SwaraWarta.co.id – Jika gaji bersih budi rp5.000.000 per bulan dan ia menggunakan metode 50/30/20, berapa idealnya dana untuk tabungan/investasi setiap bulan?
Memiliki gaji bersih Rp5.000.000 per bulan adalah awal yang baik untuk membangun stabilitas keuangan.
Namun, tanpa pengelolaan yang tepat, uang tersebut sering kali habis begitu saja tanpa berbekas. Salah satu metode pengelolaan keuangan paling populer dan mudah diterapkan adalah metode 50/30/20.
ADVERTISEMENT
.SCROLL TO RESUME CONTENT
Lantas, jika Budi menerapkan rumus ini pada gajinya, berapa nominal ideal yang harus ia sisihkan untuk tabungan dan investasi setiap bulannya?
Pembagian Gaji Budi Berdasarkan Rumus 50/30/20
Metode 50/30/20 membagi penghasilan bersih ke dalam tiga pos utama secara disiplin:
- 50% Kebutuhan Pokok (Needs): Alokasi untuk biaya hidup dasar seperti sewa tempat tinggal, makan sehari-hari, tagihan listrik/air, dan transportasi.
- 30% Keinginan (Wants): Alokasi untuk hiburan, belanja pakaian, langganan streaming, atau jalan-jalan di akhir pekan.
- 20% Tabungan & Investasi (Savings & Goals): Alokasi wajib untuk masa depan, mencakup dana darurat, tabungan, investasi, atau pembayaran cicilan utang (jika ada).
Berikut adalah kalkulasi rincian dana Budi setiap bulan:
| Pos Keuangan | Persentase | Nominal Bulanan |
| Kebutuhan Pokok | 50% | Rp2.500.000 |
| Keinginan & Hiburan | 30% | Rp1.500.000 |
| Tabungan & Investasi | 20% | Rp1.000.000 |
Nominal Ideal Tabungan dan Investasi Budi
Dengan penghasilan Rp5.000.000, nominal ideal yang wajib dialokasikan Budi untuk pos tabungan dan investasi adalah Rp1.000.000 per bulan.
Nominal Rp1.000.000 ini sebaiknya diprioritaskan terlebih dahulu begitu gaji cair (pay yourself first).
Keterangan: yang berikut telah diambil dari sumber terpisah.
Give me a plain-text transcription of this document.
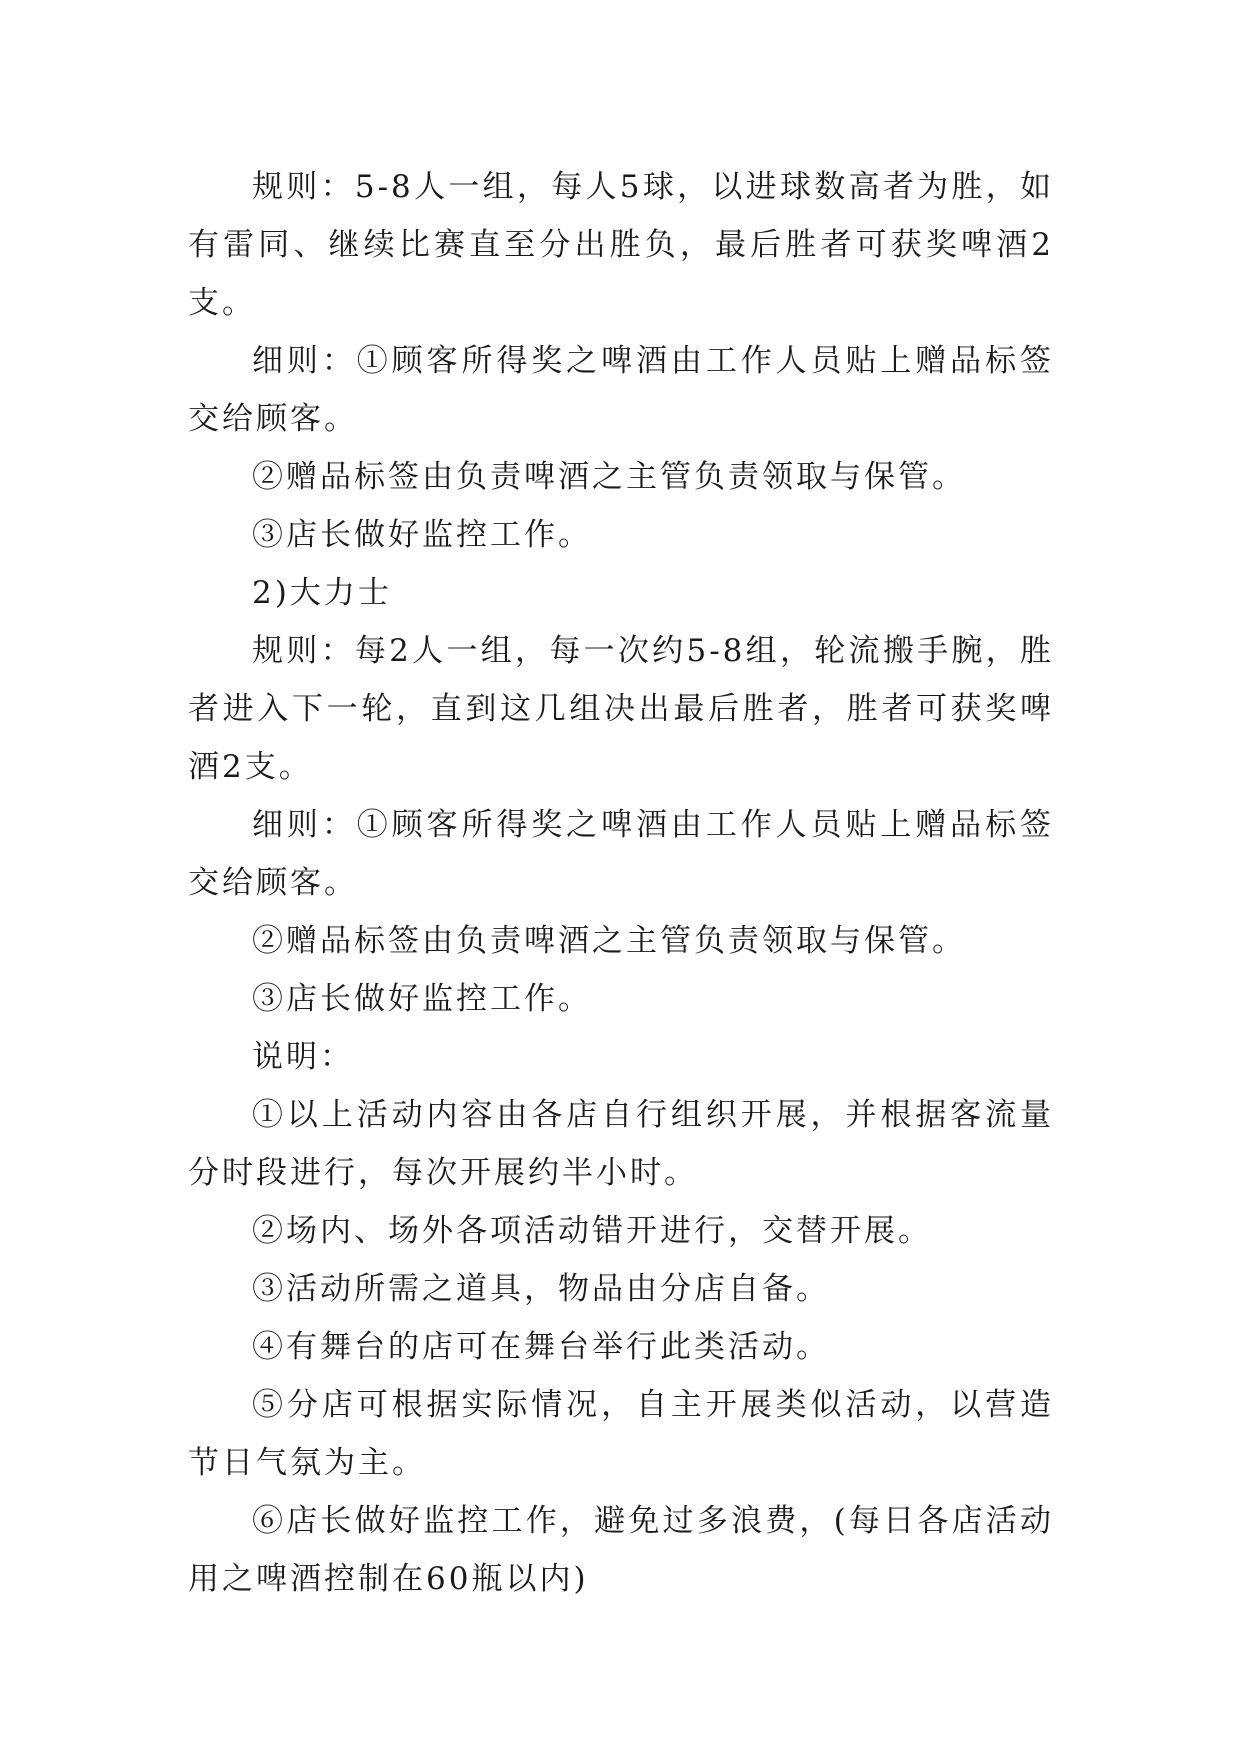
规则：5-8人一组，每人5球，以进球数高者为胜，如有雷同、继续比赛直至分出胜负，最后胜者可获奖啤酒2支。

细则：①顾客所得奖之啤酒由工作人员贴上赠品标签交给顾客。

②赠品标签由负责啤酒之主管负责领取与保管。

③店长做好监控工作。

2)大力士

规则：每2人一组，每一次约5-8组，轮流搬手腕，胜者进入下一轮，直到这几组决出最后胜者，胜者可获奖啤酒2支。

细则：①顾客所得奖之啤酒由工作人员贴上赠品标签交给顾客。

②赠品标签由负责啤酒之主管负责领取与保管。

③店长做好监控工作。

说明：

①以上活动内容由各店自行组织开展，并根据客流量分时段进行，每次开展约半小时。

②场内、场外各项活动错开进行，交替开展。

③活动所需之道具，物品由分店自备。

④有舞台的店可在舞台举行此类活动。

⑤分店可根据实际情况，自主开展类似活动，以营造节日气氛为主。

⑥店长做好监控工作，避免过多浪费，(每日各店活动用之啤酒控制在60瓶以内)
Budi dapat membaginya ke dalam beberapa instrumen keuangan sesuai skala prioritas:
- Dana Darurat: Sebelum mulai berinvestasi pada instrumen berisiko, Budi perlu mengumpulkan dana darurat minimal 3 hingga 6 kali pengeluaran bulanan. Uang ini bisa disimpan di rekening terpisah atau reksadana pasar uang yang mudah dicairkan.
- Investasi Reksadana atau Emas: Jika dana darurat sudah mulai terbentuk, Budi dapat mengalokasikan sebagian dari Rp1.000.000 tersebut ke instrumen reksadana pendapatan tetap, saham, atau emas untuk melawan inflasi.
- Asuransi Kesehatan: Memiliki perlindungan dasar juga sangat penting agar tabungan tidak tergerus saat terjadi risiko sakit.
Tips Sukses Menerapkan Metode 50/30/20
- Otomatiskan Transfer: Pasang fitur auto-debit sebesar Rp1.000.000 ke rekening tabungan/investasi di hari gajian.
- Evaluasi Pengeluaran: Catat arus kas keluar untuk memastikan pos kebutuhan pokok tidak membengkak melebihi Rp2.500.000.
- Fleksibel dan Disiplin: Jika pos kebutuhan pokok ternyata lebih kecil dari Rp2.500.000, alihkan kelebihannya ke pos tabungan untuk mempercepat tujuan keuangan.
Mengalokasikan Rp1.000.000 per bulan mungkin terlihat sederhana, namun jika Budi konsisten menjalankannya selama setahun, ia akan memiliki Rp12.000.000 (belum termasuk potensi imbal hasil investasi). Kunci utama dari metode 50/30/20 bukanlah seberapa besar gajinya, melainkan kedisiplinan dalam menyisihkan dana sejak awal.